Sabrina Ceni
L’Araldo della Terza Parte
Ali Ribelli Edizioni, 2021
Recensione di Patrizia Debicke
Una sfida intrapresa e vinta quella di Sabrina Ceni con L’Araldo della Terza Parte, sequel del suo primo romanzo Arpaïs. La memoria delle anime imperfette, intrepida e colta ricostruzione romanzata che coniuga con destrezza l’anima catara di Montsegur alla vivace eresia patarina di Firenze.
Un argomento complesso, vastissimo, che rischiava di prestarsi a forzature, tutte scansate con abilità da Sabrina Ceni, che ha scelto di avvalersi di una cornice storica ambientale ricostruita minuziosamente nei minimi particolari.

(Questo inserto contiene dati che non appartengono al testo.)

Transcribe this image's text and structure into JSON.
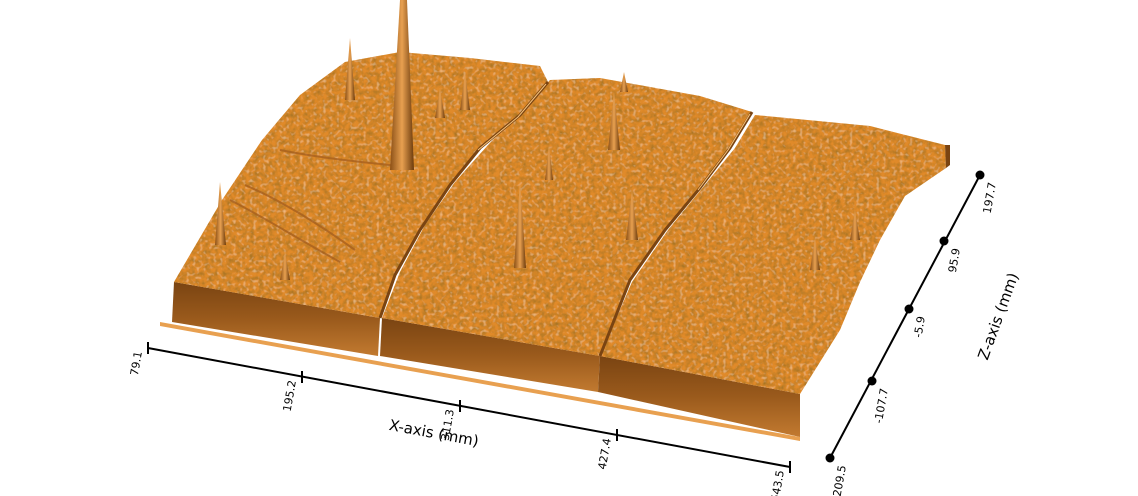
{
  "x_axis": {
    "title": "X-axis (mm)",
    "ticks": [
      "79.1",
      "195.2",
      "311.3",
      "427.4",
      "543.5"
    ]
  },
  "z_axis": {
    "title": "Z-axis (mm)",
    "ticks": [
      "-209.5",
      "-107.7",
      "-5.9",
      "95.9",
      "197.7"
    ]
  },
  "surface": {
    "color": "#e08a2c",
    "shadow_color": "#6b3a0c",
    "highlight_color": "#f4b060",
    "base_color": "#c8782a"
  }
}
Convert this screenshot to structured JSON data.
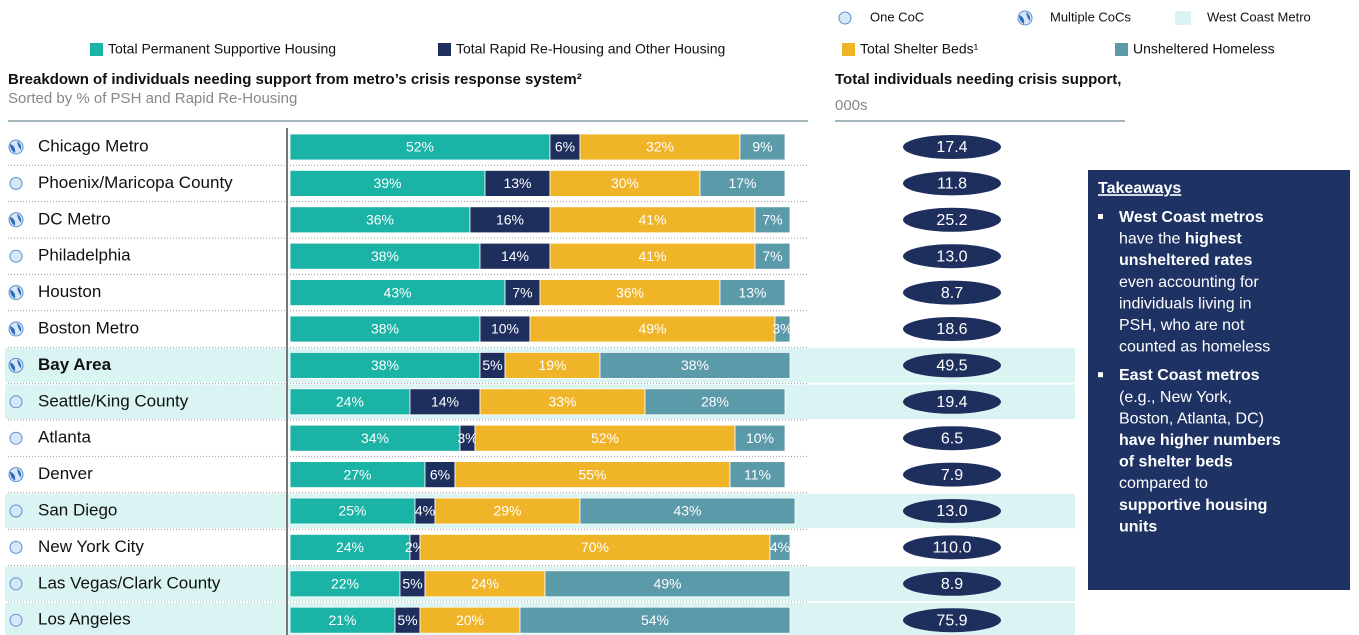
{
  "chart_data": [
    {
      "type": "stacked-bar",
      "title": "Breakdown of individuals needing support from metro’s crisis response system²",
      "subtitle": "Sorted by % of PSH and Rapid Re-Housing",
      "row_legend": [
        "One CoC",
        "Multiple CoCs",
        "West Coast Metro"
      ],
      "row_markers": [
        1,
        0,
        1,
        0,
        1,
        1,
        1,
        0,
        0,
        1,
        0,
        0,
        0,
        0
      ],
      "highlight_rows": [
        false,
        false,
        false,
        false,
        false,
        false,
        true,
        true,
        false,
        false,
        true,
        false,
        true,
        true
      ],
      "bold_rows": [
        false,
        false,
        false,
        false,
        false,
        false,
        true,
        false,
        false,
        false,
        false,
        false,
        false,
        false
      ],
      "xlim": [
        0,
        100
      ],
      "categories": [
        "Chicago Metro",
        "Phoenix/Maricopa County",
        "DC Metro",
        "Philadelphia",
        "Houston",
        "Boston Metro",
        "Bay Area",
        "Seattle/King County",
        "Atlanta",
        "Denver",
        "San Diego",
        "New York City",
        "Las Vegas/Clark County",
        "Los Angeles"
      ],
      "series": [
        {
          "name": "Total Permanent Supportive Housing",
          "color": "#1ab3a6",
          "values": [
            52,
            39,
            36,
            38,
            43,
            38,
            38,
            24,
            34,
            27,
            25,
            24,
            22,
            21
          ],
          "value_labels": [
            "52%",
            "39%",
            "36%",
            "38%",
            "43%",
            "38%",
            "38%",
            "24%",
            "34%",
            "27%",
            "25%",
            "24%",
            "22%",
            "21%"
          ]
        },
        {
          "name": "Total Rapid Re-Housing and Other Housing",
          "color": "#1e2f5e",
          "values": [
            6,
            13,
            16,
            14,
            7,
            10,
            5,
            14,
            3,
            6,
            4,
            2,
            5,
            5
          ],
          "value_labels": [
            "6%",
            "13%",
            "16%",
            "14%",
            "7%",
            "10%",
            "5%",
            "14%",
            "3%",
            "6%",
            "4%",
            "2%",
            "5%",
            "5%"
          ]
        },
        {
          "name": "Total Shelter Beds¹",
          "color": "#f0b429",
          "values": [
            32,
            30,
            41,
            41,
            36,
            49,
            19,
            33,
            52,
            55,
            29,
            70,
            24,
            20
          ],
          "value_labels": [
            "32%",
            "30%",
            "41%",
            "41%",
            "36%",
            "49%",
            "19%",
            "33%",
            "52%",
            "55%",
            "29%",
            "70%",
            "24%",
            "20%"
          ]
        },
        {
          "name": "Unsheltered Homeless",
          "color": "#5b9aa9",
          "values": [
            9,
            17,
            7,
            7,
            13,
            3,
            38,
            28,
            10,
            11,
            43,
            4,
            49,
            54
          ],
          "value_labels": [
            "9%",
            "17%",
            "7%",
            "7%",
            "13%",
            "3%",
            "38%",
            "28%",
            "10%",
            "11%",
            "43%",
            "4%",
            "49%",
            "54%"
          ]
        }
      ]
    },
    {
      "type": "label",
      "title": "Total individuals needing crisis support,",
      "subtitle": "000s",
      "color": "#1e2f5e",
      "values": [
        17.4,
        11.8,
        25.2,
        13.0,
        8.7,
        18.6,
        49.5,
        19.4,
        6.5,
        7.9,
        13.0,
        110.0,
        8.9,
        75.9
      ],
      "value_labels": [
        "17.4",
        "11.8",
        "25.2",
        "13.0",
        "8.7",
        "18.6",
        "49.5",
        "19.4",
        "6.5",
        "7.9",
        "13.0",
        "110.0",
        "8.9",
        "75.9"
      ]
    }
  ],
  "takeaways": {
    "title": "Takeaways",
    "bullets": [
      [
        [
          {
            "text": "West Coast metros",
            "bold": true
          }
        ],
        [
          {
            "text": "have the ",
            "bold": false
          },
          {
            "text": "highest",
            "bold": true
          }
        ],
        [
          {
            "text": "unsheltered rates",
            "bold": true
          }
        ],
        [
          {
            "text": "even accounting for",
            "bold": false
          }
        ],
        [
          {
            "text": "individuals living in",
            "bold": false
          }
        ],
        [
          {
            "text": "PSH, who are not",
            "bold": false
          }
        ],
        [
          {
            "text": "counted as homeless",
            "bold": false
          }
        ]
      ],
      [
        [
          {
            "text": "East Coast metros",
            "bold": true
          }
        ],
        [
          {
            "text": "(e.g., New York,",
            "bold": false
          }
        ],
        [
          {
            "text": "Boston, Atlanta, DC)",
            "bold": false
          }
        ],
        [
          {
            "text": "have higher numbers",
            "bold": true
          }
        ],
        [
          {
            "text": "of shelter beds",
            "bold": true
          }
        ],
        [
          {
            "text": "compared to",
            "bold": false
          }
        ],
        [
          {
            "text": "supportive housing",
            "bold": true
          }
        ],
        [
          {
            "text": "units",
            "bold": true
          }
        ]
      ]
    ]
  }
}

La tradizione occitana, legata all’orrore del massacro di Montsegur, ci narra della famiglia della protagonista, alla quale la Ceni ha lasciato tutta la sua intrinseca realtà, limitandosi a regalarle un nome diverso e più incisivo, Arpaïs.
1939. Presso la Biblioteca di Firenze il padre domenicano Antoine Dondaine riesce a decifrare un’iscrizione crittografata su un codice e scopre che si tratta di un testo cataro, Liber de Duobus, rimasto celato per secoli. Si tratta di un codice pergamenaceo di piccole dimensioni, confiscato, insieme ad altri, dal convento domenicano di San Marco con il decreto imperiale del 13 settembre 1810, e finito nei beni dei “Conventi soppressi” della Biblioteca. Il documento è stato tradotto la prima volta in lingua italiana nel 1997, a cura di Francesco Zambon, e inserito all’interno de La cena segreta, una raccolta di trattati e rituali catari edita dalla casa editrice Adelphi.
Bibbona, Fonte di Bacco, febbraio 2009. Un archeologo ritrova nei resti di una antica vasca all’Arco di Bacco tre chiavi che rimandano a una misteriosa leggenda locale. Una leggenda che parla di qualcuno che avrebbe nascosto un documento sacrilego in una tomba etrusca e sarebbe fuggito, gettando le chiavi dello scrigno che lo custodiva proprio qui, nella Fonte di Bacco; non si tratta però di un cavaliere templare, come si sarebbe potuto credere, ma di una bambina…
Nel 1244. Arpaïs ha solo tredici anni ed è una ragazzina dotata di particolari facoltà divinatorie e di una memoria straordinaria, costretta a fuggire dopo aver visto bruciare la sua città e la sua gente. Lei e suo padre, miracolosamente sopravvissuti all’attacco e al rogo, sono stati tuttavia costretti a lasciare tutto e a separarsi. Il padre cercherà con alcuni compagni di raggiungere la Spagna, Arpaïs invece, con altri bons òmes, definizione che i catari francesi davano di sé, raggiungerà il nord Italia e troverà rifugio provvisorio vicino a Sirmione, sul lago di Benaco (Garda). Vorrebbe restare con i confratelli, ma gli inquisitori braccano implacabili la sua gente e il suo compito non è finito. Ragion per cui anche contro la sua volontà, armata dell’arco che usa con infallibile mira, dovrà riprendere il cammino al seguito di un mercante amico e protettore, fino a raggiungere una potente famiglia fiorentina che vive fuori città. Là dovrà restare nascosta fingendosi un ragazzo di stalla. Nessuno dovrà sospettare di lei, sarebbe troppo rischioso.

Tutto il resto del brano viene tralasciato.